19. The method of claim 18, wherein the administering is by means of an intravenous injection of from about 10.sup.8 to about 10.sup.11 virus particles.

20. The method of claim 18, wherein the administering is by an oral route.

21. The method of claim 18 wherein the mammal is a mouse.

22. The method of claim 18, wherein the mammal is a human.

23. A method of enhancing cell death of a malignant cell or tumor comprising the steps of: (a) contacting said cell or tumor with a herpesvirus; and (b) treating said cell with a DNA damaging agent.

24. The method according to claim 23, wherein the herpesvirus is HSV-1.

25. The method according to claim 23, wherein said DNA damaging agent is ionizing radiation.

26. The method according to claim 25, wherein the ionizing radiation is X-irradiation, .gamma.-irradiation, or .beta.-irradiation.

27. The method according to claim 25, wherein the DNA damaging agent is a chemotherapeutic agent.

28. The method according to claim 24, wherein the HSV-1 is .gamma.34.5 minus.

29-32. (canceled)

33. The method of claim 1, wherein the herpesvirus further contains foreign DNA.

34. The method of claim 13, wherein the herpesvirus further contains foreign DNA.

35. The method of claim 18, wherein the herpesvirus further contains foreign DNA.

36. The method of claim 23, wherein the herpesvirus further contains foreign DNA.

37. The method of claim 2 wherein the HSV-1 is .gamma.34.5 minus.

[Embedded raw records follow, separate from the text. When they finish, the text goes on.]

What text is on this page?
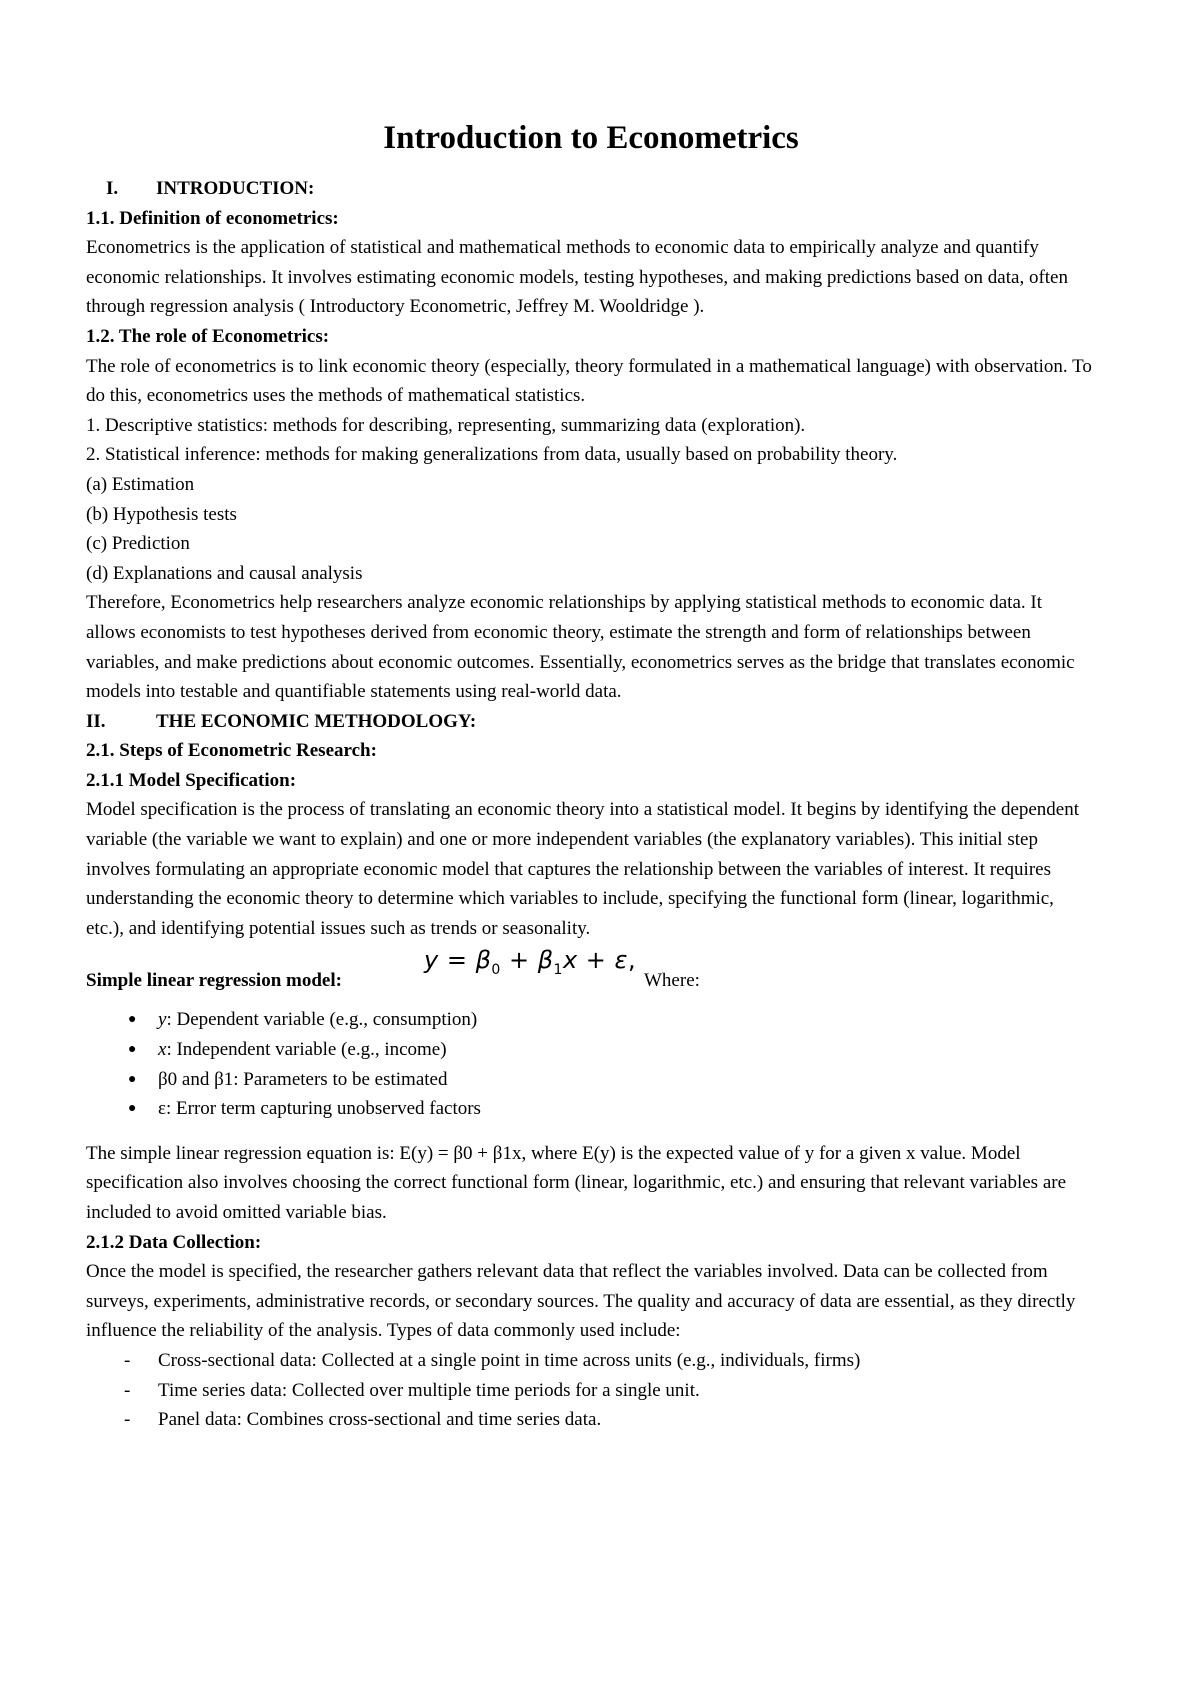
Introduction to Econometrics
I.	INTRODUCTION:
1.1. Definition of econometrics:

Econometrics is the application of statistical and mathematical methods to economic data to empirically analyze and quantify economic relationships. It involves estimating economic models, testing hypotheses, and making predictions based on data, often through regression analysis ( Introductory Econometric, Jeffrey M. Wooldridge ).

1.2. The role of Econometrics:

The role of econometrics is to link economic theory (especially, theory formulated in a mathematical language) with observation. To do this, econometrics uses the methods of mathematical statistics.

1. Descriptive statistics: methods for describing, representing, summarizing data (exploration).

2. Statistical inference: methods for making generalizations from data, usually based on probability theory.

(a) Estimation

(b) Hypothesis tests

(c) Prediction

(d) Explanations and causal analysis

Therefore, Econometrics help researchers analyze economic relationships by applying statistical methods to economic data. It allows economists to test hypotheses derived from economic theory, estimate the strength and form of relationships between variables, and make predictions about economic outcomes. Essentially, econometrics serves as the bridge that translates economic models into testable and quantifiable statements using real-world data.

II.	THE ECONOMIC METHODOLOGY:
2.1. Steps of Econometric Research:
2.1.1 Model Specification:

Model specification is the process of translating an economic theory into a statistical model. It begins by identifying the dependent variable (the variable we want to explain) and one or more independent variables (the explanatory variables). This initial step involves formulating an appropriate economic model that captures the relationship between the variables of interest. It requires understanding the economic theory to determine which variables to include, specifying the functional form (linear, logarithmic, etc.), and identifying potential issues such as trends or seasonality.

Simple linear regression model:
$y = \beta_0 + \beta_1x + \varepsilon$,
Where:
●	y: Dependent variable (e.g., consumption)
●	x: Independent variable (e.g., income)
●	β0 and β1: Parameters to be estimated
●	ε: Error term capturing unobserved factors

The simple linear regression equation is: E(y) = β0 + β1x, where E(y) is the expected value of y for a given x value. Model specification also involves choosing the correct functional form (linear, logarithmic, etc.) and ensuring that relevant variables are included to avoid omitted variable bias.

2.1.2 Data Collection:

Once the model is specified, the researcher gathers relevant data that reflect the variables involved. Data can be collected from surveys, experiments, administrative records, or secondary sources. The quality and accuracy of data are essential, as they directly influence the reliability of the analysis. Types of data commonly used include:

-	Cross-sectional data: Collected at a single point in time across units (e.g., individuals, firms)
-	Time series data: Collected over multiple time periods for a single unit.
-	Panel data: Combines cross-sectional and time series data.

38. The method of claim 14 wherein the HSV- 1 is .gamma.34.5 minus.

39. The method of claim 18, wherein the herpesvirus is HSV-1.

40. The method of claim 39, wherein the HSV-1 is .gamma.34.5 minus.

41. The method according to claim 6, wherein the chemotherapeutic agent is selected from the group consisting of mitomycin C, adozelesin, cis-platinum, nitrogen mustard, 5-fluorouracil, etoposide, camptothecin, actinomycin and cisplatin.

42. The method according to claim 16, wherein the chemotherapeutic agent is selected from the group consisting of mitomycin C, adozelesin, cis-platinum, nitrogen mustard, 5-fluorouracil, etoposide, camptothecin, actinomycin and cisplatin.

43. The method according to claim 27, wherein the chemotherapeutic agent is selected from the group consisting of mitomycin C, adozelesin, cis-platinum, nitrogen mustard, 5-fluorouracil, etoposide, camptothecin, actinomycin and cisplatin.

44. The method according to claim 5, wherein the ionizing radiation is X-irradiation, .gamma.-irradiation, or .beta.-irradiation.

45. The method according to claim 15, wherein the ionizing radiation is X-irradiation, .gamma.-irradiation, or .beta.-irradiation.

46. The method according to claim 18, wherein the chemotherapy is an alkylating agent.

47. The method according to claim 18, wherein the chemotherapy is a this selected from the group consisting of mitomycin C, adozelesin, cis-platinum, nitrogen mustard, 5-fluorouracil, etoposide, camptothecin, actinomycin and cisplatin.

48. The method according to claim 18, wherein the radiotherapy is X-irradiation, .gamma.-irradiation, or .beta.-irradiation.